Dances, Trances, Magic and Harmony

dancers using sacred geometry as the choreography for their dance.


You can dance your way home. 

You can dance your way to peace, prosperity and harmony.

Dancing throughout history has been used ritualistically for spiritual purposes, dramatically for artistic purposes, as well as recreationally for fun and to deepen civic ties within the community.

In a secular civilization you will only ever get to experience dancing recreationally and watching dramatic dances both from high culture at the ballet, and in the every-day through the dances that are popular on platforms like Tik-Tok and Instagram. 

You will seldom see a Church using dance to express and experience spiritual truth in secular societies, especially in the West where the cult of the individual has replaced communal worship. (Although there is a rich history of religious institutions dancing) Whilst in the east, dance plays a much more important role in the worship of divinity and the experience of spiritual and ecstatic trance states of mind. 

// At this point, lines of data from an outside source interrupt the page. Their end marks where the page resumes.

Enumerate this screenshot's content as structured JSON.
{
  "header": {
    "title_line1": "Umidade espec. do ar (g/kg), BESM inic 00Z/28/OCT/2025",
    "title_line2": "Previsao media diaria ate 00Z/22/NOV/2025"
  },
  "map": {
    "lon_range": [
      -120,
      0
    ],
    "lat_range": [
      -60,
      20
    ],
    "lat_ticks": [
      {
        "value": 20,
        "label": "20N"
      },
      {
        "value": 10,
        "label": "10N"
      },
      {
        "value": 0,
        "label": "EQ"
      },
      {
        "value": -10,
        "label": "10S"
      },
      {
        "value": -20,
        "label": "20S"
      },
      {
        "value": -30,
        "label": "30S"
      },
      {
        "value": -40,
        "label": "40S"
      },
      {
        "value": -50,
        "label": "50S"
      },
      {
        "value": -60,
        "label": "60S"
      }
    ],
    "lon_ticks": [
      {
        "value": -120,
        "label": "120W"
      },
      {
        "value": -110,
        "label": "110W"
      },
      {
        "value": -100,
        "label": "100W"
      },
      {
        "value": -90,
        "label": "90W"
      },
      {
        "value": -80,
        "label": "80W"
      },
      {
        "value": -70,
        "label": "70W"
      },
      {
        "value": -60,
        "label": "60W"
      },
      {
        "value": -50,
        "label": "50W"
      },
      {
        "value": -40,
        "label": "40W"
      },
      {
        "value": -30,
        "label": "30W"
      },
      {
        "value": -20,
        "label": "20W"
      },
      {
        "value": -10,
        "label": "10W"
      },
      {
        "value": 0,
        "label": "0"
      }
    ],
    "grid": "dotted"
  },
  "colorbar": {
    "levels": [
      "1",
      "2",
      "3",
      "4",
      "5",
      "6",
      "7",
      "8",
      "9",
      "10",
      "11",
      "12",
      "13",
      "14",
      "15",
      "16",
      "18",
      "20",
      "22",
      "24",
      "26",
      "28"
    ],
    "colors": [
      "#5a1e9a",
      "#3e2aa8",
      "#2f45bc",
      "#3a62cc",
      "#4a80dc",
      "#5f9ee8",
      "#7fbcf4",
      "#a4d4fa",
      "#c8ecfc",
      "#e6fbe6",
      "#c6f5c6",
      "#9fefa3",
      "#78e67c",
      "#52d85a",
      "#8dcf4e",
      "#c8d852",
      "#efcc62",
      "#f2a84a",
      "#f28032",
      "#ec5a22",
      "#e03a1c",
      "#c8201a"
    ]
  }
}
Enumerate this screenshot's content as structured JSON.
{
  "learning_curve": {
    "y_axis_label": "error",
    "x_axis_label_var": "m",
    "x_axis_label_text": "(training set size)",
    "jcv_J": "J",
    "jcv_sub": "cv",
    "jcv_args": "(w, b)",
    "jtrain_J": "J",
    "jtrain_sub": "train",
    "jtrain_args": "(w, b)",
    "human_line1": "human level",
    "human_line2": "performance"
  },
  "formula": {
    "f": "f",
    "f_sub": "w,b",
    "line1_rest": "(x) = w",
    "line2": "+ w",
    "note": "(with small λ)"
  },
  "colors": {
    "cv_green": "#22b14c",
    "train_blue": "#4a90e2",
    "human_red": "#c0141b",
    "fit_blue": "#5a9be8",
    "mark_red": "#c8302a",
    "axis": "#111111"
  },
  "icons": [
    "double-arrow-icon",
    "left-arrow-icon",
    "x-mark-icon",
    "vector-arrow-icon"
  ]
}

Dancing triggers Trance States

Throughout history it has been known to spiritual practitioners that specific movements to a specific rhythm (a simple drum beat, or a full symphonic orchestra) will trigger an expanded state of consciousness and a sacred experience. The experience the dancer has can be as simple as entering into a visionary trance to receive prophetic visions from deities and spirits venerated by their culture, all the way up to experiencing union with the ultimate divinity and a personal revelation of gnosis. 

Experiencing these states of mind during a spiritual dance will affect your psyche and impact your every-day state of being and in turn your behaviour on a day to day basis. This is because interplay between the inner world of imagination and fantasy, and the outer world of consensual reality is governed by the same magic that dance seeks to embody in order to affect casual change in outer reality.

Does The Top Table Dance?

If your status in society is such that the consequences of your behaviour have a large effect on humanity and the environment then doing the wrong dance that evokes malevolent inner states could have disastrous consequences for the rest of us.

Similarly, do the right dance, make the right moves, and move gracefully in synchronisation with your partners; and you could have harmonious consequences for everyone and everything as a state of harmony flows from your inner world, magically out into the outer world; having a seemingly casual effect.

Refuse to dance at all and your subject’s might not follow your steps. 

Dancing for Harmony

On a personal level for individuals, scientific studies show the overwhelming positive benefits that dance can have on your physical, mental and spiritual health.

And at a communal level the results also speak for themselves as to the benefits dancing can have on the health of a community, society and potentially civilization at a global level.

If you learn a dance where the choreography has you dancing in harmony with others then you will enter a trance where you embody a state of personal and relational health with your dance partners. 

Having experienced a state of true harmony with your partners during the dance, you will carry some of that embodied experience into your day to day life, resulting in a different experience of being which dictates what you do and therefore the results you get in life.

Aside from dance, there are other ways of experiencing a state of harmony with others, for example singing together, or coming together in creative art or religious/spiritual exercises for communal purposes. But nothing comes close to the depth of the relationship you establish with a dance partner. Especially during a ritualistic dance where the moves are choreographed to represent divine harmony, triggering a trance of supreme relational health between all dancers, resulting in civic flourishing after the dance. 

Dancing is powerful magic that helps find your own sense of inner-harmony, and, if you dance together with others as a troupe or company will help you find a sense of relational harmony in the movements of the dance.

Learning to Dance: Throwing Some Shapes

But where do you start? Especially if you don’t consider yourself a dancer and just want to learn some basic moves so you don’t feel awkward?

To begin you want to match a basic movement to a beat in a rhythmic way.

In order to do this it’s easiest if you think of shapes and dancing around them or following the lines of the shape as you move your body between the points of the shape. The movement between each point to a rhythmic beat helps you establish a sense of coordination and harmony with your dance. 

To start begin with just your feet and the shape of a diamond. 

Stand in the middle of the diamond. 

Then, to the beat take your left foot and move it out to the left point of the diamond. 

Then move it back to center. 

Then move your right foot out to the right point of the diamond.

Then move it back to center. 

Then move your left foot forward to the front point of the diamond. 

Then move it back to center. 

 Move your right foot backwards to the point of the diamond behind you. And then bring it back to center.

Do this to music, a track with a rhythmic beat and you’ve begun to dance. 

By using the points of a shape to guide the foot placement you can dance in a more fluid and natural way which enables you to stop consciously focusing on your dance movements, loosening the grip of fixed reality so you can enter into a trance state, triggered by the specific movements of your dance which aim to embody specific energies. 

From here, if you want to establish a state of harmony with others, you just need to know the choreography of the dance you need to do between you to enter into a trance of harmony embodied.  

To go further you can dramatize the dance, each dancer playing a character so the dance represents an archetypal pattern expressed in an artistic way that leads to a sense of catharsis resulting in a deeper sense of shared experience and communality.